You write, "Being a political liberal seems to entail, among other things, limiting the harsh use of tactics." Should liberals be tougher?

The reason liberals don't work on radio talk shows is they don't have moral certitude. Rick Santorum gets up and talks about purging evil from the Senate when they pass a bill that limits "partial-birth" abortion. He has the kind of certitude you can't find in liberals. In my time, the worst things in campaigns have been done by hardcore conservatives. Look at the campaign against Max Cleland.

So liberals shouldn't –

You're saying liberals take a beating. I think that's true. In June 1988, I asked Michael Dukakis, "What are you going to do about this flag issue?" [As governor, he had "refused to order a daily recital of the Pledge of Allegiance in public school classrooms," writes Germond. "Republicans were depicting this as evidence of a lack of patriotism."] Michael said, "Oh, Jack, that's crazy. Nobody's going to believe it." But they did. Lies work.

What do you think about the Kerry campaign?

Kerry shouldn't have let that story about putting [John] McCain on the ticket run three or four days. And he shouldn't have floated that trial balloon about not accepting the nomination at the convention. That was manipulative. Otherwise, he's done a pretty good job. The best thing I've heard about Kerry is he quite frequently tells [campaign strategist] Bob Shrum to push off. Bob's a brilliant guy. But he can't always have his way. I don't think [George W.] Bush ever tells Karl Rove to push off.

I heard from a pollster that you're the best political writer in the country – and that you often predict things that come true.

I also make predictions that don't come true.

Can you make a prediction for me?

I think Kerry's going to win – with one caveat: If there's a terrorist attack in late October, Bush will get re-elected. If it happens in early October, people will say, "Wait a minute. Let's think about things."

If I pick a few more winners at the track, I will be. We admired Neihardt because he was comfortable in his own skin without being smug. I am close to that, I guess, but I'm not sure. It's one of those things – well, if you have that quality, you're the last to know. The reason I liked [Tennessee Senator] Howard Baker so much (and thought he'd be a good president) is he knew who he was. He also knew that when people didn't agree with them, they weren't his enemies, just his adversaries. Knowing the difference is an important quality. It's one this White House doesn't seem to understand. Certainly Dick Cheney doesn't.

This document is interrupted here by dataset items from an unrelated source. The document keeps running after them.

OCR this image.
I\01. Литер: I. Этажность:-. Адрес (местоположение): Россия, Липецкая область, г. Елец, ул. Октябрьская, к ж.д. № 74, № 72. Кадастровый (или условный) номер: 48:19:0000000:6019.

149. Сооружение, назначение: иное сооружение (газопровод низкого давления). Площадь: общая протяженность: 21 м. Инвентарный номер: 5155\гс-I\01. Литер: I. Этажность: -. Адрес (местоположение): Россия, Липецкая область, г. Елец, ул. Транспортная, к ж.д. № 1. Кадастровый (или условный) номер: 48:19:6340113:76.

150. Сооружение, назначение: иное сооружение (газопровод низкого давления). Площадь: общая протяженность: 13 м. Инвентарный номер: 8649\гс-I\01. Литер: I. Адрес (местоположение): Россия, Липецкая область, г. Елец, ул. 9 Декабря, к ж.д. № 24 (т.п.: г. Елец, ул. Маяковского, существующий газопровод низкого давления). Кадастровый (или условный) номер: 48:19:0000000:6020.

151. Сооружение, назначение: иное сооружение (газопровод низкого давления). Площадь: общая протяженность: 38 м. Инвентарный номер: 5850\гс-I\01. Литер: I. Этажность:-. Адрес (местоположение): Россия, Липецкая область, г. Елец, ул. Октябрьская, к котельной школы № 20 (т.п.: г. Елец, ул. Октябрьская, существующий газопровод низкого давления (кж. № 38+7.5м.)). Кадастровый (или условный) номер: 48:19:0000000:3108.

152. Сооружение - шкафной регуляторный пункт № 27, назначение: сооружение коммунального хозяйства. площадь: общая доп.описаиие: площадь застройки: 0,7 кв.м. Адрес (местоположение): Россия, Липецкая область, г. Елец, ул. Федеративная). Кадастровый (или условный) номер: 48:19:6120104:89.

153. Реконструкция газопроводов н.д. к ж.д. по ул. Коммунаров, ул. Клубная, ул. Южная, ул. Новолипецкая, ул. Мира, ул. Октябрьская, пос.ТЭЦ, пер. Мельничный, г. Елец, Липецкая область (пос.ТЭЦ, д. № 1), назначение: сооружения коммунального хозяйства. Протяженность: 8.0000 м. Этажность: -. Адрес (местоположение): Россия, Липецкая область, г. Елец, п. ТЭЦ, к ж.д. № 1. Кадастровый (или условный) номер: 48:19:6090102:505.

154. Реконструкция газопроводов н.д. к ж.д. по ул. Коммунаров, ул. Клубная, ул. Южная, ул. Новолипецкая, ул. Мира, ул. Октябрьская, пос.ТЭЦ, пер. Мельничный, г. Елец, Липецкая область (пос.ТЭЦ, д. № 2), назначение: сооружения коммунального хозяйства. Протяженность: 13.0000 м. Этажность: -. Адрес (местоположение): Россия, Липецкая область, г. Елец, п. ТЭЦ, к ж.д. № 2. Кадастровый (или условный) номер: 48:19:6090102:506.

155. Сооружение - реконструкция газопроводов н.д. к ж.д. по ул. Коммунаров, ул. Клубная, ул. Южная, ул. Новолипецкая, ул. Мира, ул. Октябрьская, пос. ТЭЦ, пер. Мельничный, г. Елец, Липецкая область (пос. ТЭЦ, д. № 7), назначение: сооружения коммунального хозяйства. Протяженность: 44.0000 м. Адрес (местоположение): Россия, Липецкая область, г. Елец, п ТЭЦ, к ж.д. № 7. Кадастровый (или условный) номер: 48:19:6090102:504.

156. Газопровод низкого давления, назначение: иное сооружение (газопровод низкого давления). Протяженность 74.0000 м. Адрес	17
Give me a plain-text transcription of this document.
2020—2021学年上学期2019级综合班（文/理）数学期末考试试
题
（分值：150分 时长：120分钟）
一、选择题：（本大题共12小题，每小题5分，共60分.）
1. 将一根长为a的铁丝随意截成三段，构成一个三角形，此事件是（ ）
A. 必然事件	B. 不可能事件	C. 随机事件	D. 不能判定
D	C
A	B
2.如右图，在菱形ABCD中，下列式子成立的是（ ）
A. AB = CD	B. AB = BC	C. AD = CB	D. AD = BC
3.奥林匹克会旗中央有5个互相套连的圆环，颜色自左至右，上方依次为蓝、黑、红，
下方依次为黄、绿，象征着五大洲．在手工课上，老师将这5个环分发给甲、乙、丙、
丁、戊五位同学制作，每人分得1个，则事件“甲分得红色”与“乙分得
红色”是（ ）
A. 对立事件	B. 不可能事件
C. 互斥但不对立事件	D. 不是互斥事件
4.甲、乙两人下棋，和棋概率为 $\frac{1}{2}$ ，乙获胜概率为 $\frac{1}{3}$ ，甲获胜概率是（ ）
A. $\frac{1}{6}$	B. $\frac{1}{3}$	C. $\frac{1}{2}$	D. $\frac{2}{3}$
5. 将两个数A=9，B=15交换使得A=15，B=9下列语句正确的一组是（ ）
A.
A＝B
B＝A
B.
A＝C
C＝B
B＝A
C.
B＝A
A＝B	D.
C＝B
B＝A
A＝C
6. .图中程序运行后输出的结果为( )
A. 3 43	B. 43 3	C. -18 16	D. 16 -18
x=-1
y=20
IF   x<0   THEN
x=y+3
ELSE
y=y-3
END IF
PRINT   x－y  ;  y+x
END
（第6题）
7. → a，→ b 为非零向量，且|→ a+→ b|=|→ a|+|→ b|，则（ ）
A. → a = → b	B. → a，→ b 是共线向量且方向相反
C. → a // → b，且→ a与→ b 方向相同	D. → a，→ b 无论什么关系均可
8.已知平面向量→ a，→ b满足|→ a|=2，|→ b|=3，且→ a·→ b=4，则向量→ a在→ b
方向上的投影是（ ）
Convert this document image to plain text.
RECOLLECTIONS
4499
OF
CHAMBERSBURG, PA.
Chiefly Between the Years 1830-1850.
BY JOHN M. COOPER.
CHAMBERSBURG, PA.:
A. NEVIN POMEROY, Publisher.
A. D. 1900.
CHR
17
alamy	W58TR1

You once said you wouldn't want to be an editor because you have to listen to reporters whining about the copy desk. So what did the copy desk do to your stories?

When I was at The Washington Star, I was assistant managing editor and the chief political reporter. We couldn't afford both. I'd come back from covering a campaign and reporters would say the copy desk had screwed up their stories. I'd show them one of my pieces and say, "For God's sake, I'm the goddamn boss and I can't get a good headline. What do you want?" It's true. Newsmen always bitch.